Let's look at the diagram modeling team A and B again:

The developers in team A are already working at full capacity. Thus, they are the constraint of the process.
Adding 8 hours of work for a developer, means adding 8 hours to the constraint. Adding 8 hours to the constraint is the same as adding 8 hours to the whole project. The cost is €175 times the number of developers and testers, plus an additional €200 (8 * 4,000 / 160 = 200) for the team leader. This works out to €1,425 (7 * 175 + 200 = 1,425) in increased project costs. In addition, there may be a considerable cost associated with delaying delivery. I'll leave that can of worms alone. (Read about it in Lean Software Development by Tom and Mary Poppendieck, or check out a blog posting by Gustaf Brandberg.)

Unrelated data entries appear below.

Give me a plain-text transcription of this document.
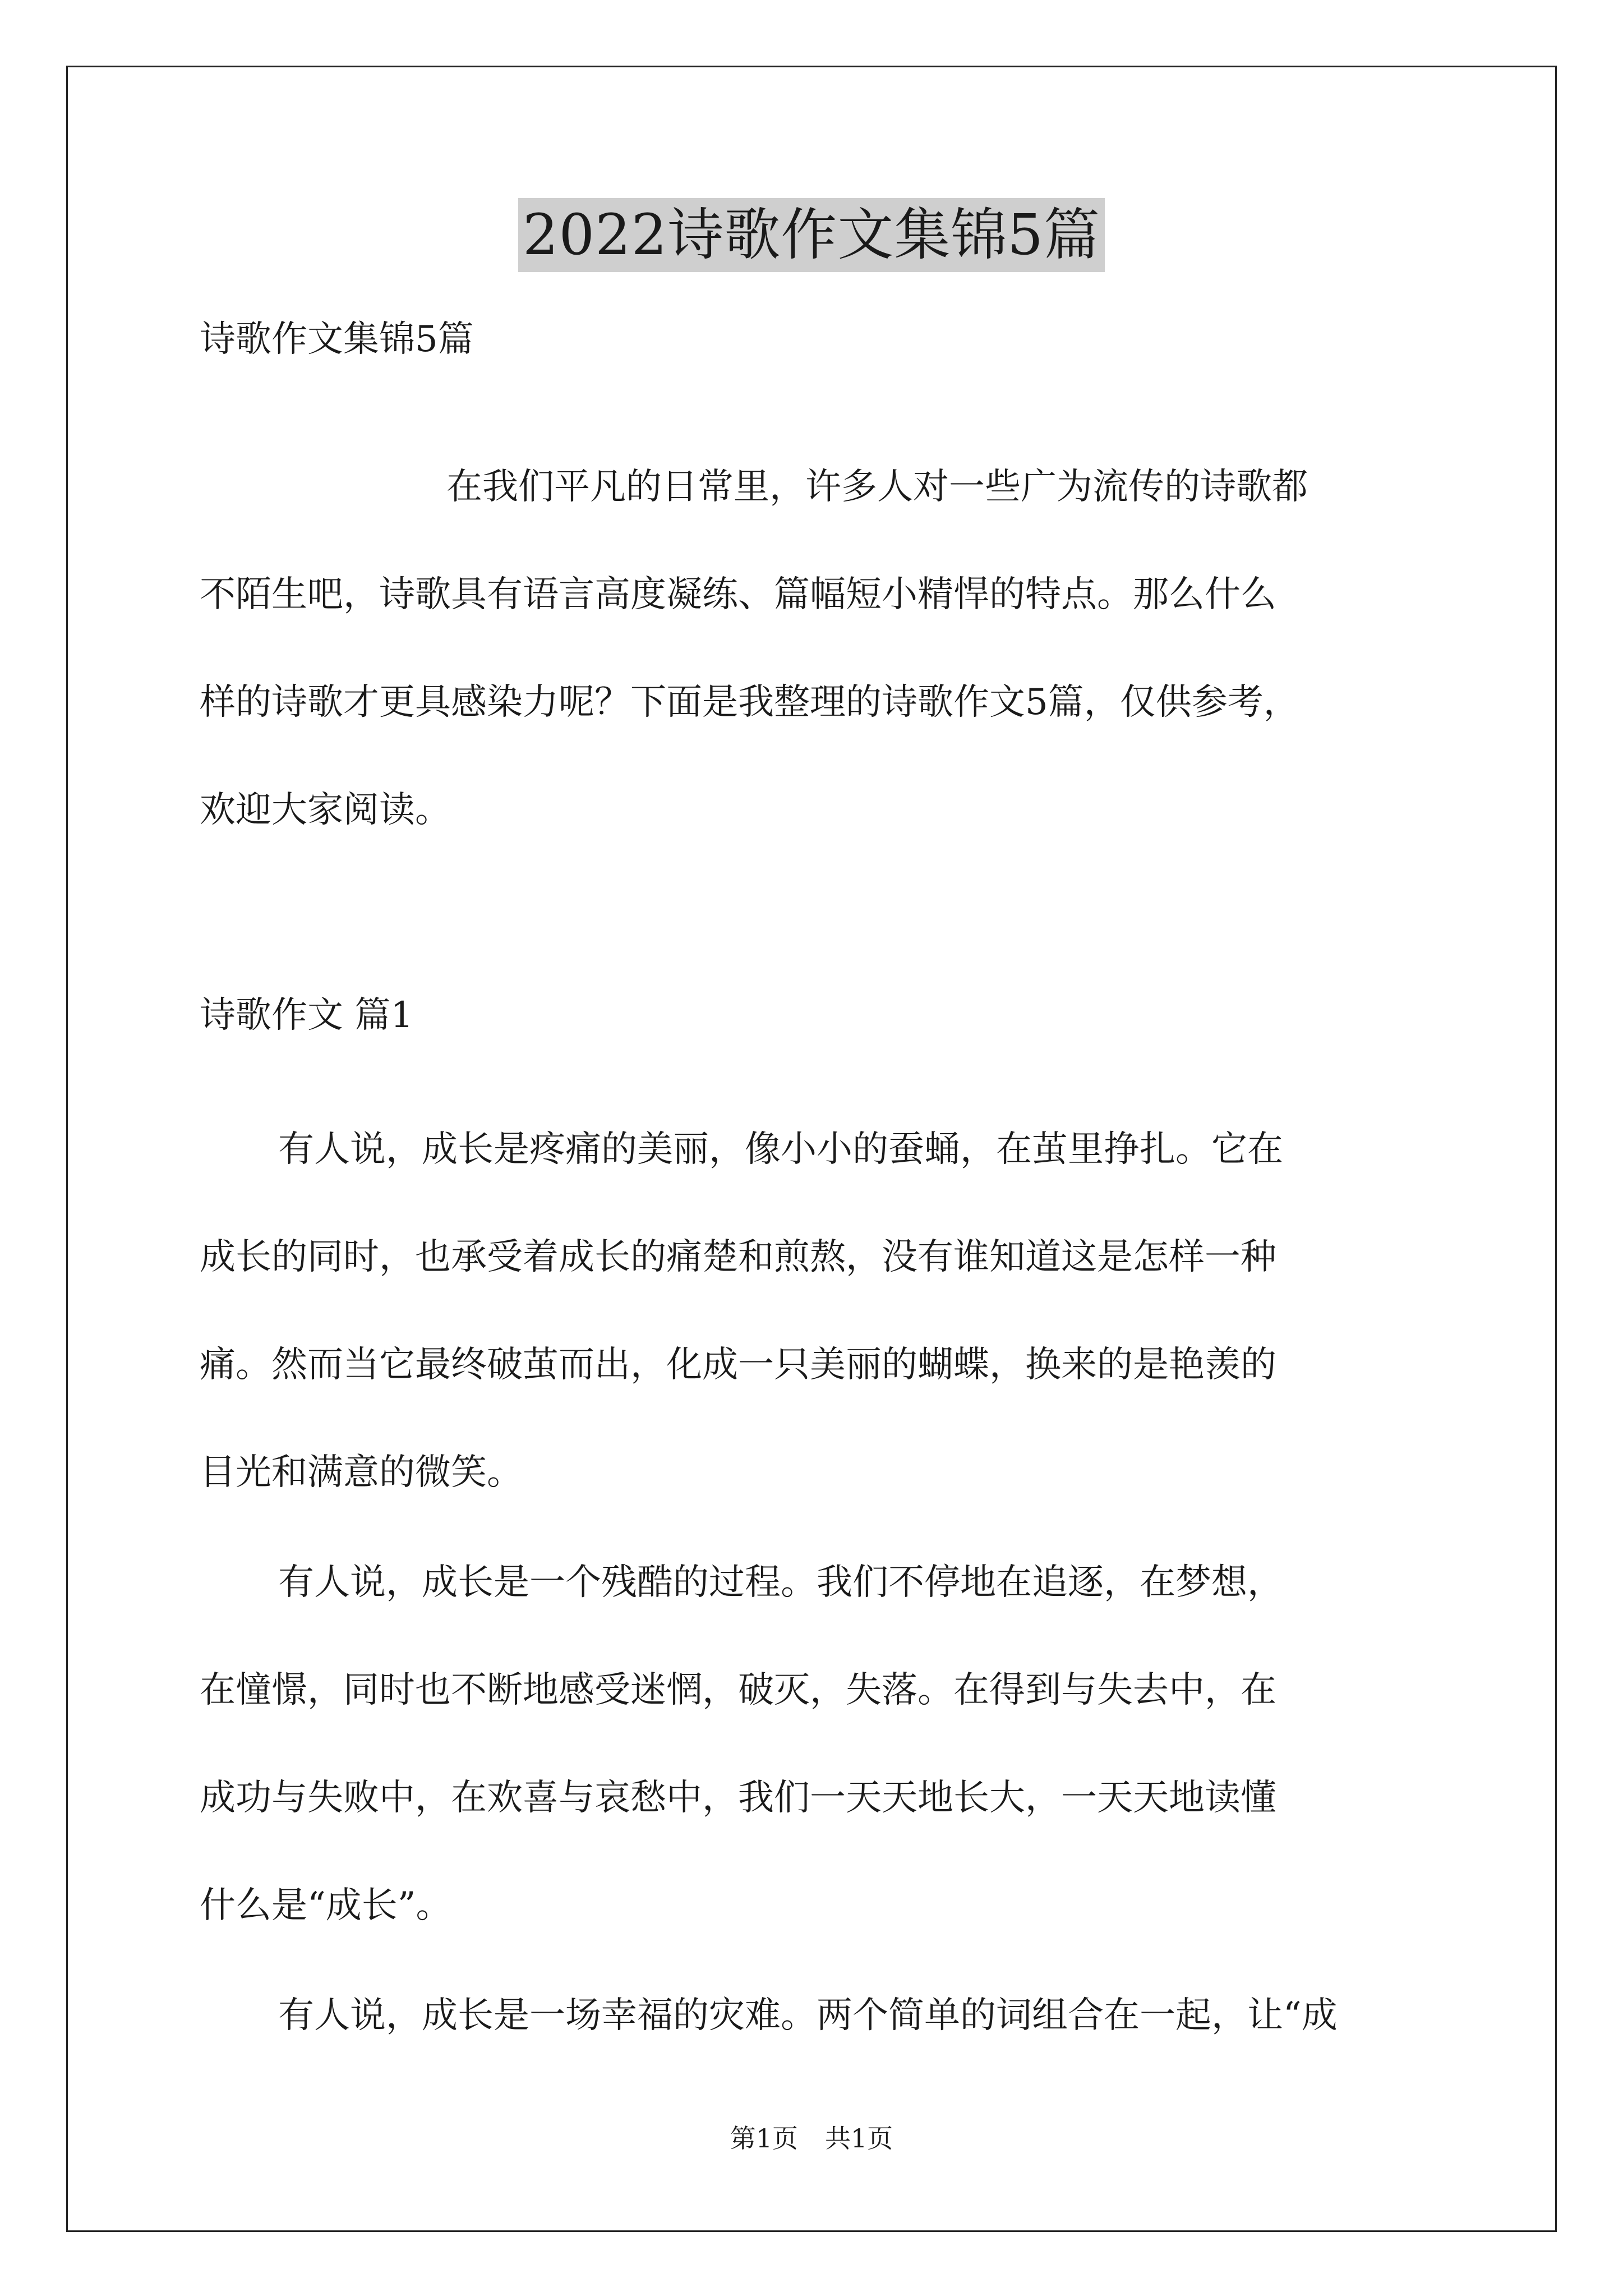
2022诗歌作文集锦5篇
诗歌作文集锦5篇
在我们平凡的日常里，许多人对一些广为流传的诗歌都
不陌生吧，诗歌具有语言高度凝练、篇幅短小精悍的特点。那么什么
样的诗歌才更具感染力呢？下面是我整理的诗歌作文5篇，仅供参考，
欢迎大家阅读。
诗歌作文 篇1
有人说，成长是疼痛的美丽，像小小的蚕蛹，在茧里挣扎。它在
成长的同时，也承受着成长的痛楚和煎熬，没有谁知道这是怎样一种
痛。然而当它最终破茧而出，化成一只美丽的蝴蝶，换来的是艳羡的
目光和满意的微笑。
有人说，成长是一个残酷的过程。我们不停地在追逐，在梦想，
在憧憬，同时也不断地感受迷惘，破灭，失落。在得到与失去中，在
成功与失败中，在欢喜与哀愁中，我们一天天地长大，一天天地读懂
什么是“成长”。
有人说，成长是一场幸福的灾难。两个简单的词组合在一起，让“成
第1页 共1页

Team B has an easier time dealing with defects. The developers are idle about 16 hours/month. 8 of those hours have been wasted the current iteration, but the remaining 8 hours per developer is just enough for a developer to fix the defect. Project throughput won't be affected at all. There will be no project delay. There is no change in Operating Expenses because of the defect. Thus, the defect can be fixed at zero cost. This of course assumes the cost of reporting a defect is negligible. A complex defect report procedure would add to the cost of the project every time a defect is found.
Note that up to know we have dealt with one particular problem with Cost Accounting: that Cost Accounting treats all parts of a system (project, company, conglomerate, whatever) as separate and equally valuable. In reality, different parts make contributions of different value (at different times, just to make it interesting). I hope I have shown that Throughput Accounting offers an alternative that makes more sense.
There is another problem with Cost Accounting: do you remember the overhead costs mentioned earlier. Even in the rare cases where managers do understand that the overhead allocations distort figures, they tend to dismiss it as unimportant. In the book Throughput Accounting, Thomas Corbett contends that this distortion can be pretty serious. It can make the most profitable product, project, or company seem the least profitable, and vice versa.
This is bad enough, but there is another area where overhead allocation can gum things up: when you use ROI calculations for decision support. Agile methodologies do this. Scrum, for example, has a very tight focus on maximizing ROI. During the projects, this is done in a pretty freeform manner, and Cost Accounting never enters the picture. (Unless the team has to ask for money to do or buy something).
Before a project begins is another matter. For example, Scrum uses ROI calculations to provide decision support for go/no go decisions. (Scrum does not tell how to do it, just that it should be done.) Using ROI calculations is a good thing, but when a company uses a dysfunctional management accounting system, the effects can be devastating.